前回記事との間に「高知県南国市 掩体壕トンネル(前浜掩体群7号掩体)。」を挟みまして、

南国市立大湊小の津波避難用階段なんかを眺めつつ、前浜6号掩体壕を目指します。

 

と、

大湊小学校が左に亡くなったところで、

 

 

津波避難用と一目でわかるタワーが目について、気になってしまいました。

伊豆半島辺りでは同じような避難施設を見かけたことがありますが、

千葉県ではこういった施設は殆ど見かけません。

 

まぁ、富津以北の東京湾岸はそれほど大きな津波が来る心配はありませんし、

それ以外の地域では、割合と高台非難が可能な場所が多いから、

ということはあるのでしょう。

 

……いや、九十九里沿岸とか、どう考えても危ない気がするけど、

津波避難タワーとか、見かけたことないなぁ。

千葉県、大丈夫か?

 

ともあれ、地元にないものが旅先にあると気になってしまいます。

当初目指していた6号掩体壕を横目に眺めながら、

 

 

うん、どのみちあれは田んぼに周囲を囲まれているから道路からしか眺められないな。

ということで、後回しにすることを決めて、津波避難タワーを目指します。

 

ちなみに掩体壕、最近は台湾関連のニュースでも単語が出てくることがありますが、

殆どは戦闘機の、そうして時折見られる巨大なものは爆撃機の、

防御機能と隠ぺい機能を備えた格納庫兼退避壕です。

 

どこに隠ぺい機能があるかというと、

このコンクリートの上に土を盛って草を生やすと、自然の丘と見分けが付かなくなります。
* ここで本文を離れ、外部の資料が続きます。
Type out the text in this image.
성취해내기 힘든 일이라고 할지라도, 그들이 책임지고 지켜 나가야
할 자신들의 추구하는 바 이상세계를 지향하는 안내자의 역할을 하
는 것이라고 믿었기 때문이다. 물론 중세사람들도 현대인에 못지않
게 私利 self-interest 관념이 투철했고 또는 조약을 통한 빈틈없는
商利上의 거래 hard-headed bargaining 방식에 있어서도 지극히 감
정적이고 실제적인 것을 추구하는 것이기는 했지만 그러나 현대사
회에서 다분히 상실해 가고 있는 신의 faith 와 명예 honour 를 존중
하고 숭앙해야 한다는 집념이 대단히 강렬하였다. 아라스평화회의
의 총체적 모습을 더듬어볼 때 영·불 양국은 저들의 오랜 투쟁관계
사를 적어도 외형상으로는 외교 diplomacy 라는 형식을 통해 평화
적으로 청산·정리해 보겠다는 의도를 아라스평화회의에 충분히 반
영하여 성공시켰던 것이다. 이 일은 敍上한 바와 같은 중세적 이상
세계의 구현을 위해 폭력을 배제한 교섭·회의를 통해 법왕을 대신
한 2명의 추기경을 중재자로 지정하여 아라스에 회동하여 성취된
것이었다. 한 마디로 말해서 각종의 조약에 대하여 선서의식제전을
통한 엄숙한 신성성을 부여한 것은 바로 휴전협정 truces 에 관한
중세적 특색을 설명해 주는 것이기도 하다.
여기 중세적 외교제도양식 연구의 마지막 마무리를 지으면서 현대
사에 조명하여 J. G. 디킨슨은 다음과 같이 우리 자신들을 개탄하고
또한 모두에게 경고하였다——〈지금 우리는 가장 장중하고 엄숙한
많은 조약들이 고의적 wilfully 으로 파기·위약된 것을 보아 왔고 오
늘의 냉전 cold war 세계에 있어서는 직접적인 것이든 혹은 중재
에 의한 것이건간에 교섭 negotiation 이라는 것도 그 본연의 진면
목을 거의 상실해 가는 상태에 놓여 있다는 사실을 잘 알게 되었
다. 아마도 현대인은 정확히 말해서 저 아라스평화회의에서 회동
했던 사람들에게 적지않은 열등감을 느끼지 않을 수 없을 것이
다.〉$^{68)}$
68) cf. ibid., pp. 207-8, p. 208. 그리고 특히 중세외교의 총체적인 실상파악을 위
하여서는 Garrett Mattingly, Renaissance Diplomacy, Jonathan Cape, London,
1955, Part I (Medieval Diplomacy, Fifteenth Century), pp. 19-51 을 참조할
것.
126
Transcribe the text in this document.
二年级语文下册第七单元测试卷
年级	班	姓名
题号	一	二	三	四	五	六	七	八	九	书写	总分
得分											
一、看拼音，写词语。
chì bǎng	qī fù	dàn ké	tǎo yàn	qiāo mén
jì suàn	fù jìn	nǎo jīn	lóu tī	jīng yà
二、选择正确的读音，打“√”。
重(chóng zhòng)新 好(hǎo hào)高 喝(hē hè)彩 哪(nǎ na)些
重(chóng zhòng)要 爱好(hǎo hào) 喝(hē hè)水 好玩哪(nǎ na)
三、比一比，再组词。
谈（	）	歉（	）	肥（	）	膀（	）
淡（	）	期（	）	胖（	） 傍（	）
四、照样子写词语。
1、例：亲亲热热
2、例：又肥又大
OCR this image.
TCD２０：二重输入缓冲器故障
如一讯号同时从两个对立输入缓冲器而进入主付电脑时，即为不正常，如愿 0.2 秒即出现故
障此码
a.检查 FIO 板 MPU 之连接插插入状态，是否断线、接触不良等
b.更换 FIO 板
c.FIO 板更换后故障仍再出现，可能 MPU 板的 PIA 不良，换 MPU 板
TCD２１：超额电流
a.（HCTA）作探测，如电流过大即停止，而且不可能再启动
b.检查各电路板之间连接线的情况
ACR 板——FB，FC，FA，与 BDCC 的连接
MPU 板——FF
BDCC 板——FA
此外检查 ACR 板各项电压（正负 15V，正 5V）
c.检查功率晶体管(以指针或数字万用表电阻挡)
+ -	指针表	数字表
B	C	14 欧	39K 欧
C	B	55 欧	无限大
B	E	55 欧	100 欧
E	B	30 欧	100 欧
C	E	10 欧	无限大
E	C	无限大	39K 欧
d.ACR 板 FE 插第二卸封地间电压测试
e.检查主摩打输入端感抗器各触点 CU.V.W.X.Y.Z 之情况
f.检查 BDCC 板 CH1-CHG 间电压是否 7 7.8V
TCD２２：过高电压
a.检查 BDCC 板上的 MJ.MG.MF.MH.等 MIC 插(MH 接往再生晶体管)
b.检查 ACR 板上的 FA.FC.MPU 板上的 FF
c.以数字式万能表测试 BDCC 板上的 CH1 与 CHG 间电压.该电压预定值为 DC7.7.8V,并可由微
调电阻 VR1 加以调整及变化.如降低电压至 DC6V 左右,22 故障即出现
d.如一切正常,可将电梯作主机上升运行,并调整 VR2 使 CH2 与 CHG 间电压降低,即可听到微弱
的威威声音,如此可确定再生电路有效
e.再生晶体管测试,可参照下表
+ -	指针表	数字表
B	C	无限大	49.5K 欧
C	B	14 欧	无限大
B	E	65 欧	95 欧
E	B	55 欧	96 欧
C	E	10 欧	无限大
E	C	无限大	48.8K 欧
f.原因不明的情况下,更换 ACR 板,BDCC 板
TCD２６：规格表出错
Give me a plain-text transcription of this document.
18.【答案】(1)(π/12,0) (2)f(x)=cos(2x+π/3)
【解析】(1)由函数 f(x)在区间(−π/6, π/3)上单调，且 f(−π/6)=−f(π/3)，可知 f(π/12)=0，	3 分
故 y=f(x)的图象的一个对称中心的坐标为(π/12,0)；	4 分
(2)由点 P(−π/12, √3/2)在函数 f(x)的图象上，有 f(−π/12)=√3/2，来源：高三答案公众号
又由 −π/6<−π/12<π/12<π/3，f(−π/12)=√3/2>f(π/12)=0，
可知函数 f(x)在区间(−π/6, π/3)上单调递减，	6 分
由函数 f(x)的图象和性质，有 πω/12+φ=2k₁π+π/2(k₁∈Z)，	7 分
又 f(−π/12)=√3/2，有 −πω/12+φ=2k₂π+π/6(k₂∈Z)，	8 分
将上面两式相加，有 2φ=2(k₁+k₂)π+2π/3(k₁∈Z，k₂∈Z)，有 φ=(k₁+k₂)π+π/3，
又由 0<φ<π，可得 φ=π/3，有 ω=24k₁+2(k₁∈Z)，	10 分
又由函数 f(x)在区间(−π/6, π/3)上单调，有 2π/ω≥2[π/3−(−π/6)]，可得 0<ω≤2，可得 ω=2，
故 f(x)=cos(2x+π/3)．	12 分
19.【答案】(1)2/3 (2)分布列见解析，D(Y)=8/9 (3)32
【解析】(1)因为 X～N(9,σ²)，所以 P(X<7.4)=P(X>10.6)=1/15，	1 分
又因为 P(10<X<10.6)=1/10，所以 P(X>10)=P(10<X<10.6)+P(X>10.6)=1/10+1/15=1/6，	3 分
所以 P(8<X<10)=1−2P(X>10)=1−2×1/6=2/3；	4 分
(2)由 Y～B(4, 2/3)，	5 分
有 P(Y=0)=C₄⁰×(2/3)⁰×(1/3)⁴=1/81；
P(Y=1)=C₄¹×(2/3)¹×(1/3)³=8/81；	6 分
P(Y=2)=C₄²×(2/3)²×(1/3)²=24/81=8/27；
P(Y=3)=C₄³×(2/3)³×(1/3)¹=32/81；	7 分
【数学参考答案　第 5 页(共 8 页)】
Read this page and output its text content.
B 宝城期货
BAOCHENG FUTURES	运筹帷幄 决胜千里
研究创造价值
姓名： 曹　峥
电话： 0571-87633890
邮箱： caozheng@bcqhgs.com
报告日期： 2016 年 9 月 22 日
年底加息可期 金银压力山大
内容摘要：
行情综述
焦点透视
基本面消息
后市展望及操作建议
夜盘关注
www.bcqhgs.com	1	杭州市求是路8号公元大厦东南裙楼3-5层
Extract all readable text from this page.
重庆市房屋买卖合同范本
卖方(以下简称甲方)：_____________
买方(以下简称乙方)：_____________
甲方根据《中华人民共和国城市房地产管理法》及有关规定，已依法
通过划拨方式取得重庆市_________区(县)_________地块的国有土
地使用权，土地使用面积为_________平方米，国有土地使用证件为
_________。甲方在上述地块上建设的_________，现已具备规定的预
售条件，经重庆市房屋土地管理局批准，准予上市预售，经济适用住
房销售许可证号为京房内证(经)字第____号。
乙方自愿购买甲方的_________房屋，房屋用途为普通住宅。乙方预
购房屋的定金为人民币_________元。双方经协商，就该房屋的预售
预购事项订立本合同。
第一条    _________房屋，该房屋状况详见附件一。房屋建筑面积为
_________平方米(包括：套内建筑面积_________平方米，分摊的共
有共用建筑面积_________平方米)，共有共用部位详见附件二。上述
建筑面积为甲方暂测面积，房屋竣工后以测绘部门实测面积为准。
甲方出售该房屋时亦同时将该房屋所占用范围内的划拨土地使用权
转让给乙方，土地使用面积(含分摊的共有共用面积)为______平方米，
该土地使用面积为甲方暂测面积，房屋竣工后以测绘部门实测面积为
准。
千葉の館山のものなどは分かり易いのですが、目の前に行っても後ろからだと、

そこにあるつもりで訪ねていてさえ気づくことができないほど。

 

上空から飛来する敵攻撃機からでは、なおのこと無理でしょう。

ただ、無蓋掩体と呼ばれる天井無しもあるので、隠ぺい機能はおまけなのかも?

すみません、ミリタリーには弱いです(^-^;

 

ともあれ、場所はこちら。

 

 

避難タワーに来てみると、

 

 

てっきりゲートとかあるかと思いましたが、そのまま登れてしまいそうです。

まぁ、そんなものがあったら、津波の時にどうすんの? って話ですよね。

管理者が車で登れずに手遅れとか、あり得ませんから。

 

 

さて、せっかくなので、登ってみますか。

 

 

というわけで天辺。

火の見櫓のように、警告を促す鐘があるんですね。

天井が付いていますが、雨天のためというよりも、緊急時のヘリポートを兼ねていそうな気がします。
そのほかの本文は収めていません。